Support level comes into focus
SOL traded at $77.01 during the latest session, reflecting a 1.74% daily increase. CoinMarketCap data showed daily trading volume at $3.87 billion, with Solana’s total market capitalization reaching $44.79 billion.
BitGuru, a well-known cryptocurrency analyst, commented on July 14 that many investors lost confidence after the latest downturn. However, BitGuru identified the $74 to $75 range as a key support zone that may attract new buying interest. He suggested that remaining above this level could foster a renewed move toward the $80 to $84 range, while a breakdown could trigger additional declines.
BitGuru emphasized that the $74-$75 interval now represents a pivotal support region for Solana, with a sustained hold above this level potentially restoring momentum for a rally toward $80-$84. Conversely, a failure to defend this area could prompt further downside movement.

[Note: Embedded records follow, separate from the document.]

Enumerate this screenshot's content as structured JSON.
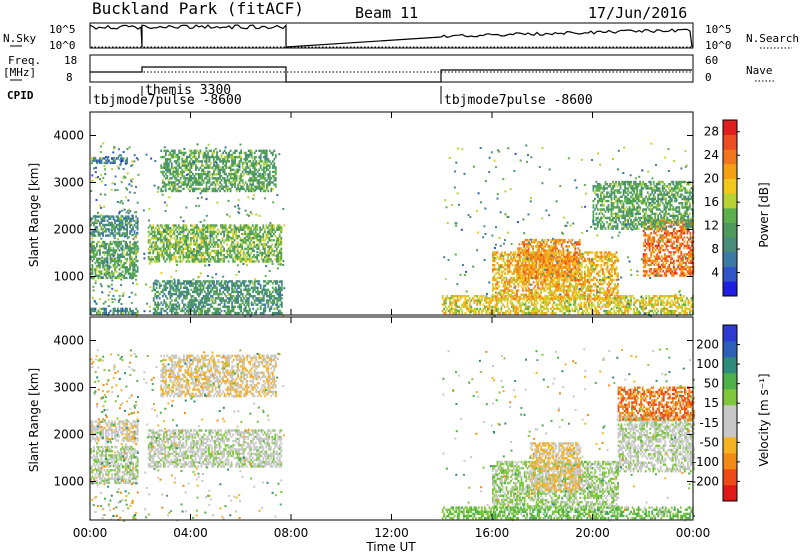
{
  "header": {
    "title": "Buckland Park (fitACF)",
    "beam": "Beam 11",
    "date": "17/Jun/2016"
  },
  "top_panels": {
    "nsky_label": "N.Sky",
    "nsky_ticks": [
      "10^5",
      "10^0"
    ],
    "nsearch_label": "N.Search",
    "nsearch_ticks": [
      "10^5",
      "10^0"
    ],
    "freq_label": "Freq.",
    "freq_unit": "[MHz]",
    "freq_ticks": [
      "18",
      "8"
    ],
    "nave_label": "Nave",
    "nave_ticks": [
      "60",
      "0"
    ],
    "cpid_label": "CPID",
    "cpid_entries": [
      {
        "name": "tbjmode7pulse -8600",
        "start_hour": 0
      },
      {
        "name": "themis 3300",
        "start_hour": 2
      },
      {
        "name": "tbjmode7pulse -8600",
        "start_hour": 14
      }
    ]
  },
  "chart_data": [
    {
      "type": "heatmap",
      "title": "",
      "xlabel": "Time UT",
      "ylabel": "Slant Range [km]",
      "xlim": [
        0,
        24
      ],
      "ylim": [
        180,
        4500
      ],
      "x_ticks": [
        "00:00",
        "04:00",
        "08:00",
        "12:00",
        "16:00",
        "20:00",
        "00:00"
      ],
      "y_ticks": [
        "1000",
        "2000",
        "3000",
        "4000"
      ],
      "colorbar": {
        "label": "Power [dB]",
        "ticks": [
          "4",
          "8",
          "12",
          "16",
          "20",
          "24",
          "28"
        ],
        "range": [
          0,
          30
        ],
        "colors": [
          "#1E1EE0",
          "#2E54C8",
          "#3C7AA6",
          "#4A8C7A",
          "#4E9A5C",
          "#5CB04C",
          "#B9D236",
          "#F0C81E",
          "#F5A014",
          "#F2761E",
          "#EA4E22",
          "#E02020"
        ]
      },
      "data_windows_hours": [
        [
          0,
          1.9
        ],
        [
          2.1,
          7.7
        ],
        [
          14,
          24
        ]
      ],
      "echo_regions": [
        {
          "t0": 0.0,
          "t1": 1.9,
          "r0": 200,
          "r1": 330,
          "value": 8
        },
        {
          "t0": 0.0,
          "t1": 1.9,
          "r0": 950,
          "r1": 1750,
          "value": 12
        },
        {
          "t0": 0.0,
          "t1": 1.9,
          "r0": 1850,
          "r1": 2300,
          "value": 9
        },
        {
          "t0": 0.0,
          "t1": 1.5,
          "r0": 3400,
          "r1": 3500,
          "value": 6
        },
        {
          "t0": 2.3,
          "t1": 7.6,
          "r0": 1300,
          "r1": 2100,
          "value": 14
        },
        {
          "t0": 2.8,
          "t1": 7.4,
          "r0": 2800,
          "r1": 3700,
          "value": 12
        },
        {
          "t0": 2.5,
          "t1": 7.6,
          "r0": 200,
          "r1": 900,
          "value": 10
        },
        {
          "t0": 14.0,
          "t1": 24.0,
          "r0": 200,
          "r1": 600,
          "value": 18
        },
        {
          "t0": 16.0,
          "t1": 21.0,
          "r0": 500,
          "r1": 1500,
          "value": 20
        },
        {
          "t0": 17.0,
          "t1": 19.5,
          "r0": 900,
          "r1": 1800,
          "value": 22
        },
        {
          "t0": 22.0,
          "t1": 24.0,
          "r0": 1000,
          "r1": 2200,
          "value": 24
        },
        {
          "t0": 20.0,
          "t1": 24.0,
          "r0": 2000,
          "r1": 3000,
          "value": 12
        }
      ]
    },
    {
      "type": "heatmap",
      "title": "",
      "xlabel": "Time UT",
      "ylabel": "Slant Range [km]",
      "xlim": [
        0,
        24
      ],
      "ylim": [
        180,
        4500
      ],
      "x_ticks": [
        "00:00",
        "04:00",
        "08:00",
        "12:00",
        "16:00",
        "20:00",
        "00:00"
      ],
      "y_ticks": [
        "1000",
        "2000",
        "3000",
        "4000"
      ],
      "colorbar": {
        "label": "Velocity [m s⁻¹]",
        "ticks": [
          "200",
          "100",
          "50",
          "15",
          "-15",
          "-50",
          "-100",
          "-200"
        ],
        "range": [
          -250,
          250
        ],
        "colors": [
          "#E01818",
          "#EE4A18",
          "#F28A18",
          "#F5B224",
          "#C8C8C8",
          "#C8C8C8",
          "#7FC83C",
          "#4EB048",
          "#2E8C7A",
          "#2C60B8",
          "#2C3AD0"
        ]
      },
      "data_windows_hours": [
        [
          0,
          1.9
        ],
        [
          2.1,
          7.7
        ],
        [
          14,
          24
        ]
      ],
      "echo_regions": [
        {
          "t0": 0.0,
          "t1": 1.9,
          "r0": 950,
          "r1": 1750,
          "value": 10
        },
        {
          "t0": 0.0,
          "t1": 1.9,
          "r0": 1850,
          "r1": 2300,
          "value": -40
        },
        {
          "t0": 2.3,
          "t1": 7.6,
          "r0": 1300,
          "r1": 2100,
          "value": 0
        },
        {
          "t0": 2.8,
          "t1": 7.4,
          "r0": 2800,
          "r1": 3700,
          "value": -60
        },
        {
          "t0": 14.0,
          "t1": 24.0,
          "r0": 200,
          "r1": 450,
          "value": 60
        },
        {
          "t0": 16.0,
          "t1": 21.0,
          "r0": 450,
          "r1": 1400,
          "value": 30
        },
        {
          "t0": 17.5,
          "t1": 19.5,
          "r0": 800,
          "r1": 1800,
          "value": -70
        },
        {
          "t0": 21.0,
          "t1": 24.0,
          "r0": 1200,
          "r1": 2400,
          "value": 0
        },
        {
          "t0": 21.0,
          "t1": 24.0,
          "r0": 2300,
          "r1": 3000,
          "value": -150
        }
      ]
    }
  ]
}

Investors are scrutinizing the market for signs of stability following several sessions of selling pressure across the broader cryptocurrency landscape.
Technical indicators and trading outlook
From a technical perspective, SOL was trading near the middle Bollinger Band at $76.73—positioned between the upper band at $84.89 and the lower band at $68.57. This placement indicates typical market conditions with relatively low volatility.
The Moving Average Convergence Divergence (MACD) readings revealed a MACD line at 0.9160, below the signal line at 1.2750, resulting in a negative histogram value of -0.3590. These readings indicate that positive price momentum is weakening, as was recently observed after an earlier rally. Should the MACD continue to decline, further softness in SOL’s price action may occur.
The current support level could set the stage for Solana’s next directional trend. Support areas are significant because they test whether buying pressure can withstand market corrections and potentially reverse negative sentiment.
Mini dictionary: Bollinger Bands are technical analysis tools formed by plotting a simple moving average (SMA) and two standard deviation lines (bands) above and below it, used to identify volatility and overbought or oversold conditions.
If the price stays above the $74-$75 support range, sentiment among traders is expected to improve, possibly triggering attempts to push SOL above the $80 threshold.
| Support Level | Current Price | Resistance Target | Lower Band |
|---|---|---|---|
| $74-$75 | $77.01 | $80-$84 | $68.57 |
A breach below support could pivot attention toward the lower Bollinger Band near $68.57, where buyers may look to re-enter if the price stabilizes at that point.
Crucial trading period ahead
Market observers view the coming trading sessions as crucial for Solana’s near-term trajectory. Sustaining prices above the established support range likely strengthens the case for a rebound, while a move below this level could lead to a retest of lower support zones before any potential recovery.
For now, Solana remains at a decisive technical point, with direction to be clarified in the sessions ahead as traders watch for either a bounce or a deeper correction.